Safaricom Limited Dilemma as Competitors Cash In


Introduction


Within the corporate goals, to lead or take the advantage among the other competitors is one of the best attribute that an organization can earn the loyalty of the market. However, this goal is postponed by the growing numbers of competitors that are apparently offering the same kind of service but having various approaches. If the organization sticks on the traditional business cycle and did not improved, the aim to gain advantage appears to be a distant dream. The same case is also true like among the technological incorporated organizations.


Background and Problem Statement


SAFARICOM LTD is the leading provider of communications services in Kenya, offering cellular network access and business solutions. SAFARICOM LTD was formed in 1997 and in May 2000, Vodafone group Plc acquired a stake and management responsibility for the company. The Company has since emerged as one of the fastest growing companies in Kenya.  The Company is still aggressively expanding the market network throughout the country and developing strategic business relationships with leading global telecommunication players which help in ensuring that Safaricom has access to the world’s latest technology to maintain its market leadership. Safaricom is proud to be the market leader in offering innovative products like M-PESA to the Kenyan people to enhance their lifestyle and their way of efficiently doing business. During the last six months we have introduced our Hot Spot range of products, including 3G routers for our business customers and prepay modems, both utilising our exclusive 3G network, enabling all our customers to have high speed access to their email and the internet (www.safaricom.co.ke). However, due to the growing rivals in and outside the African continent, the telecommunications company finds itself in peril. Therefore, what strategies are applicable to be engaged with to save an organization that has reached the decline stage due to stiff competition, in a developing nation?

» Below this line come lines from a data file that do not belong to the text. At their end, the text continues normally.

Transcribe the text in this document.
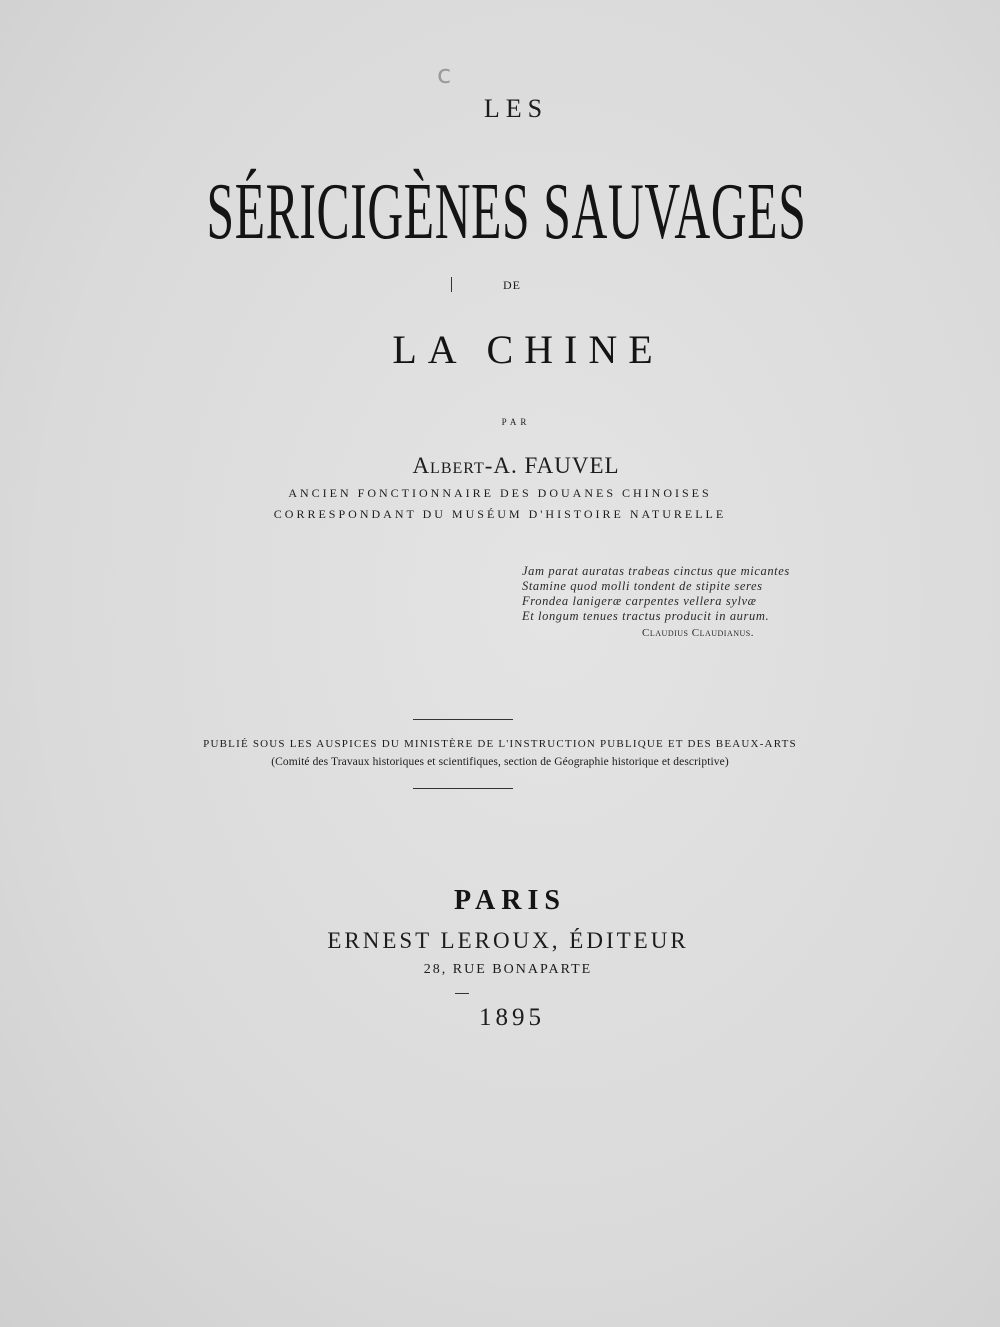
c
LES
SÉRICIGÈNES SAUVAGES
DE
LA CHINE
PAR
Albert-A. FAUVEL
ANCIEN FONCTIONNAIRE DES DOUANES CHINOISES
CORRESPONDANT DU MUSÉUM D'HISTOIRE NATURELLE
Jam parat auratas trabeas cinctus que micantes
Stamine quod molli tondent de stipite seres
Frondea lanigeræ carpentes vellera sylvæ
Et longum tenues tractus producit in aurum.
Claudius Claudianus.
PUBLIÉ SOUS LES AUSPICES DU MINISTÈRE DE L'INSTRUCTION PUBLIQUE ET DES BEAUX-ARTS
(Comité des Travaux historiques et scientifiques, section de Géographie historique et descriptive)
PARIS
ERNEST LEROUX, ÉDITEUR
28, RUE BONAPARTE
1895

Research Aim and Objectives


The main aim of the study is to investigate the relative strategies that can be applied in the Safaricom to maintain its competency. In order to capture the essential information needed in the study, there are objectives that should be considered. First is to recognize the strategies of the Safaricom in the recent level of competition. Second is to compare the applied strategies with the strategies of the competitors. Third is to describe the perceptions of the telecommunication users. And fourth is to determine the action of Vodafone to support the performance of the Safaricom.


Literature Review


There are challenges that marketers encounter when identifying potential market segments and the subsequent development of marketing strategies needed to serve the selected market segments. In the Safaricom case the problem is compounded because firstly, the managers are all new to the environment and secondly, the significant market indicators point to a dismal market potential for mobile phones in Kenya. The telecommunications infrastructure and situation in Kenya before October 2000 shows a struggling industry that is dominated by a public monopoly, Telkom Kenya. Michael Joseph, the new CEO of the newly privatized Safaricom and his management team, are confronted with strategic and operational decisions needed to prepare the company to make a debut in Kenya’s mobile telephone market. The new management team must make business and marketing strategy decisions that would make Safaricom achieve superior customer value and rapid market acceptance. The team must make decisions on the target market; market coverage; payment option; type of customer service; types of phones to be offered etc. with very limited market information, a situation which is often encountered when making investment decisions in developing country environments (Mayaka, 2006). However, Safaricom demonstrates that the private sector has significant and unique abilities to enhance the effectiveness of emergency response, and more importantly they can do so while maintaining their core business principles and demonstrates how technology can empower poor, marginalised and vulnerable people (Datta, Ejakait, & Scriven, 2008).


Methodology


The applied method in the study is through the use of secondary information and survey. The secondary information can give the study the opportunity to assess and review the literature in the telecommunications industry in Kenya, in particular and related to the contemporary behavior and strategies of the telecommunications companies. The materials that can be used are the wide ranges of case studies, academic contexts, industry reports, and others. Meanwhile, the survey will use the Likert Scale form of questionnaire and the participants will be the consumers of telecommunications services. In this way, the study can determine the perceptions of the people regarding to the services offered by Safaricom and its rivals.


References:


Datta, D., Ejakat, A., &Scriven, K., (2008) Cash Transfers through Mobile Phones: An Innovative Emergency Response in Kenya, ALNAPInnovations [Online] Available at: http://www.alnap.org/pool/files/innovationcasestudyno1-concern.pdf [Accessed 29 September 2010].


Mayaka, C., (2006) Safaricom Limited (A): Crafting Business and Marketing Strategy for a New Market, United States International University [Online] Available at: http://www.usiu.ac.ke/gbsn/old_gbsn/SUMMARY%20OF%20USIU-GBSN%20CASE%20STUDIES_FY%202004-2005.pdf [Accessed 29 September 2010].


Safaricom [Online] Available at: www.safaricom.co.ke [Accessed 29 September 2010].